Un petit-neveu est l'à peu près d'un petit-fils; à défaut d'un avocat,
on prend un lancier.
Un matin, que M. Gillenormand était en train de lire quelque chose comme
la Quotidienne, sa fille entra, et lui dit de sa voix la plus douce,
car il s'agissait de son favori:
—Mon père, Théodule va venir ce matin vous présenter ses respects.
—Qui ça, Théodule?
—Votre petit-neveu.
—Ah! fit le grand-père.
Puis il se remit à lire, ne songea plus au petit-neveu qui n'était qu'un
Théodule quelconque, et ne tarda pas à avoir beaucoup d'humeur, ce qui
lui arrivait presque toujours quand il lisait. La «feuille», qu'il
tenait, royaliste d'ailleurs, cela va de soi, annonçait pour le
lendemain, sans aménité aucune, un des petits événements quotidiens du
Paris d'alors:
—Que les élèves des écoles de droit et de médecine devaient se réunir
sur la place du Panthéon à midi;—pour délibérer.—Il s'agissait d'une
des questions du moment, de l'artillerie de la garde nationale, et d'un
conflit entre le ministre de la guerre et «la milice citoyenne» au sujet
des canons parqués dans la cour du Louvre. Les étudiants devaient
«délibérer» là-dessus. Il n'en fallait pas beaucoup plus pour gonfler M.
Gillenormand.
Il songea à Marius, qui était étudiant, et qui, probablement, irait,
comme les autres, «délibérer, à midi, sur la place du Panthéon».
Comme il faisait ce songe pénible, le lieutenant Théodule entra, vêtu en
bourgeois, ce qui était habile, et discrètement introduit par
mademoiselle Gillenormand. Le lancier avait fait ce raisonnement:—Le
vieux druide n'a pas tout placé en viager. Cela vaut bien qu'on se
déguise en pékin de temps en temps.
Mademoiselle Gillenormand dit, haut, à son père:
—Théodule, votre petit-neveu.
Et, bas, au lieutenant:
—Approuve tout.
Et se retira.
Le lieutenant, peu accoutumé à des rencontres si vénérables, balbutia
avec quelque timidité: Bonjour, mon oncle, et fit un salut mixte composé
de l'ébauche involontaire et machinale du salut militaire achevée en
salut bourgeois.
—Ah! c'est vous; c'est bien, asseyez-vous, dit l'aïeul.

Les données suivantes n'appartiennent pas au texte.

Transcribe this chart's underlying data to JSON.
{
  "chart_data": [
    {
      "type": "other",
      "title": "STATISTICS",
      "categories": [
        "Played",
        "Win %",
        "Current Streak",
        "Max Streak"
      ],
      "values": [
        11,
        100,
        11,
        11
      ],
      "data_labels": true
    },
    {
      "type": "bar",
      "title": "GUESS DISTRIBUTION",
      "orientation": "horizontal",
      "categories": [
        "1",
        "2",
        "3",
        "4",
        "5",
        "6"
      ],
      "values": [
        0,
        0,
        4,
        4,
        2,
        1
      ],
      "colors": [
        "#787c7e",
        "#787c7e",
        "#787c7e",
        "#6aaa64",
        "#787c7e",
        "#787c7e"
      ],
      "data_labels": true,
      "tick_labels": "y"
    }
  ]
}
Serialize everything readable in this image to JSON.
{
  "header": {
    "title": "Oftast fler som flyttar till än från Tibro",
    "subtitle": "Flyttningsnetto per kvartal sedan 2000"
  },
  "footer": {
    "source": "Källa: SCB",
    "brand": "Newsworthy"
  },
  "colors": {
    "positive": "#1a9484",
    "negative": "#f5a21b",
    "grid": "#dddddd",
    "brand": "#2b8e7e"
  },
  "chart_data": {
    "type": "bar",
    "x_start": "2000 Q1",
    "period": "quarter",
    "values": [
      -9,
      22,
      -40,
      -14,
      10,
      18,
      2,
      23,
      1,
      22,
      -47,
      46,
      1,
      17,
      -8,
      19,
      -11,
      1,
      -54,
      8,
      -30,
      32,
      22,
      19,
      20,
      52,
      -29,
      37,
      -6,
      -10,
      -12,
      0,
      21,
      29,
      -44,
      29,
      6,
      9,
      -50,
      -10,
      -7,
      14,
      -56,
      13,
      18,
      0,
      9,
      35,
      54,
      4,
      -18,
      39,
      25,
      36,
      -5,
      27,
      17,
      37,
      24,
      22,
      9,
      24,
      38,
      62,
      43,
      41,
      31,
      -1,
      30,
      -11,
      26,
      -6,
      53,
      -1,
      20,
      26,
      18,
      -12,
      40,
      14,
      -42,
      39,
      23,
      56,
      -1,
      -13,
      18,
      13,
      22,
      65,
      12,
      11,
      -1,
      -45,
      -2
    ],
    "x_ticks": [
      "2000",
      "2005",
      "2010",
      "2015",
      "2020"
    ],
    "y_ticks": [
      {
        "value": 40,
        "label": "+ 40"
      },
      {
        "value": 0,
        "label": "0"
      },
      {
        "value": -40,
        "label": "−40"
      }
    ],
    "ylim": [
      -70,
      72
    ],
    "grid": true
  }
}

Cela dit, il oublia parfaitement le lancier.
Théodule s'assit, et M. Gillenormand se leva.
M. Gillenormand se mit à marcher de long en large, les mains dans ses
poches, parlant tout haut et tourmentant avec ses vieux doigts irrités
les deux montres qu'il avait dans ses deux goussets.
—Ce tas de morveux! ça se convoque sur la place du Panthéon! Vertu de
ma mie! Des galopins qui étaient hier en nourrice! Si on leur pressait
le nez, il en sortirait du lait! Et ça délibère demain à midi! Où
va-t-on? où va-t-on? Il est clair qu'on va à l'abîme. C'est là que nous
ont conduits les descamisados! L'artillerie citoyenne! Délibérer sur
l'artillerie citoyenne! S'en aller jaboter en plein air sur les
pétarades de la garde nationale! Et avec qui vont-ils se trouver là?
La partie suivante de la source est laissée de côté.